The most common way to measure how far along a job is uses costs. Under the cost-to-cost approach, percent complete = costs incurred to date / total estimated costs. So if you have spent $40,000 of an estimated $100,000 in total costs, the job is treated as 40% complete.

The contrast is the completed-contract method, which recognizes nothing until the job is finished. Completed-contract is simpler, but it makes a contractor's financials lurch — long stretches of no income punctuated by big jumps at closeout — which is why percentage-of-completion is the standard for longer construction work.

How do you calculate percentage of completion?

Start with the cost-to-cost ratio: divide the costs you have incurred to date by the total costs you estimate the job will take. That percentage is your completion figure. Keeping the total-cost estimate honest and updated is the part that takes discipline, because the whole calculation rides on it.

Then apply that percentage to the contract value to get revenue earned to date: revenue recognized = total contract revenue x percent complete. Subtract the revenue you have already recognized in prior periods to find what to recognize this period.

Profit follows the same logic. Gross profit recognized to date is roughly (contract revenue x percent complete) minus costs incurred to date. As long as your total-cost estimate holds, profit is spread smoothly across the life of the job instead of landing in one lump.

How is percent-complete different from progress billing?

It is easy to confuse the two, but they answer different questions. Progress billing is about cash — what you invoice the customer as the job hits milestones. Percent-complete accounting is about books — how much revenue and profit you recognize on your financials for a period. You can be billed ahead of or behind the work you have actually earned.

That gap has names. When you have billed more than you have earned, it shows up as overbillings (billings in excess of costs); when you have earned more than you have billed, it is underbillings. Watching that relationship tells you whether your cash position is borrowing from future work or quietly financing the customer.

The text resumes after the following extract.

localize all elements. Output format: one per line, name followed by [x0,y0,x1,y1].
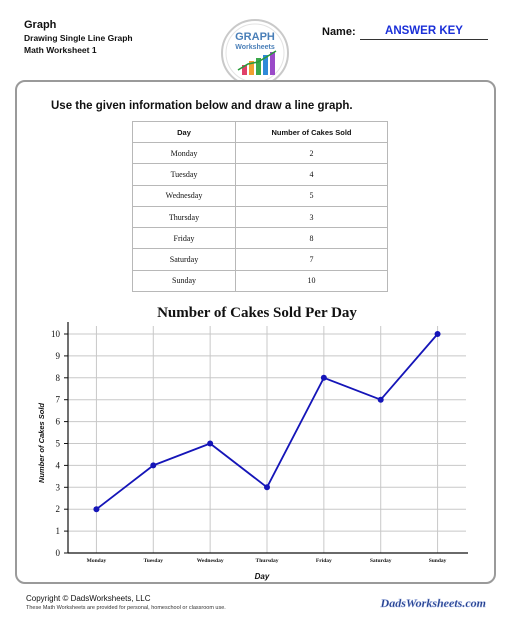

Simple Contractor CRM today handles the billing side — progress draws, retainage, deposits, and change orders, with payment recording and accounts-receivable tracking. The formal percentage-of-completion entries on your books typically live in your accounting system; QuickBooks and similar integrations are on the roadmap, and you should confirm revenue-recognition treatment with your accountant.

Worked example

A contract is worth $200,000 and you estimate $150,000 in total costs, so the planned profit is $50,000. By the end of month two you have incurred $60,000 in costs. Percent complete = $60,000 / $150,000 = 40%.

Revenue recognized to date = $200,000 x 40% = $80,000. Gross profit recognized to date = $80,000 - $60,000 = $20,000, which is 40% of the planned $50,000 profit. If you had instead billed the customer $95,000 by this point, you would be overbilled by $15,000 against the $80,000 earned — a cash cushion now, but money you have not yet earned and must deliver against.

Frequently asked

Who should use percentage-of-completion?
It is the standard for longer-term construction contracts that span multiple accounting periods. Short jobs that start and finish quickly often do not need it. Confirm the right method for your situation with your accountant.
What is the cost-to-cost method?
It measures percent complete as costs incurred to date divided by total estimated costs. It is the most common way to drive the percentage-of-completion calculation.
What's the difference between overbilling and underbilling?
Overbilling means you have invoiced more than you have earned to date; underbilling means you have earned more than you have invoiced. Both come from the gap between billing and recognized revenue.
Does Simple Contractor CRM do percent-complete accounting?
SCC handles the billing side — progress draws, retainage, deposits, and change orders with payment tracking. Formal revenue-recognition entries usually live in your accounting software; integrations like QuickBooks are on the roadmap.